Prayer is always relational, focused on building God’s community. Not my Father, but our Father; not my daily bread, but our daily bread; not my sins but our sins. There really is no separating meaningful prayer from meaningful relationships — with God and others.
Someone has pointed out that the Lord’s Prayer is perfectly balanced. First, there are three vertical dimensions: God is hallowed, his kingdom is to come and his will is to be done.
What if we really prayed and meant it when we asked for God’s will to be done? I’ve often said that this prayer should come with a warning label. “Danger! This may lead to changes in your life! If you pray this and mean it, God will work in your life!”
Corresponding to the three vertical dimensions are three horizontal dimensions: daily bread, forgiveness and deliverance from evil.
To utter the phrase “give us this day our daily bread” is to practice the art of asking. During my years as a pastor, I have had many people come to me with problems. Occasionally I will ask, “Have you prayed about it?” The person will look at me with a mixture of surprise and embarrassment. “My goodness,” will come the reply, “I have done everything but pray!”

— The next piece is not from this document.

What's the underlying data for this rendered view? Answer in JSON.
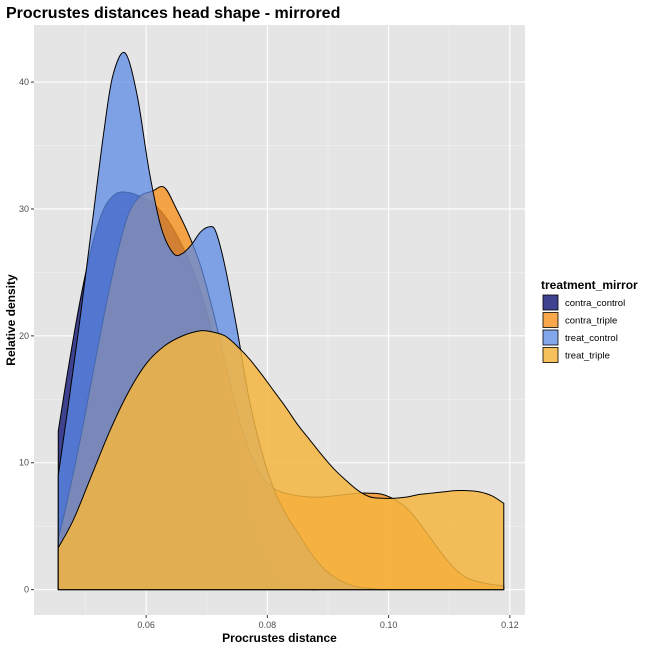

We are all proud and would like to believe we are self-made. But when we regularly pray: “Give us this day our daily bread,” we are acknowledging God’s daily provision. We are expressing our trust in Him and we are reminding ourselves to live one day at a time (the only way it can be done).
To regularly pray the model prayer is itself a guide to living the Christian life. When we say: “Lead us not into temptation,” we are acknowledging that we do not want to walk down certain paths. How inconsistent it is to pray for deliverance, but then carelessly stroll into darkness and bondage.
Honest, Jesus-sponsored praying is not for the faint of heart. Over time, praying the Jesus way roots out our tiny, timid and unworthy goals and gradually aligns us with God’s heart and God’s purposes. If this column were a sermon, I would now ask that we stand and sing “Sweet Hour of Prayer.” Amen.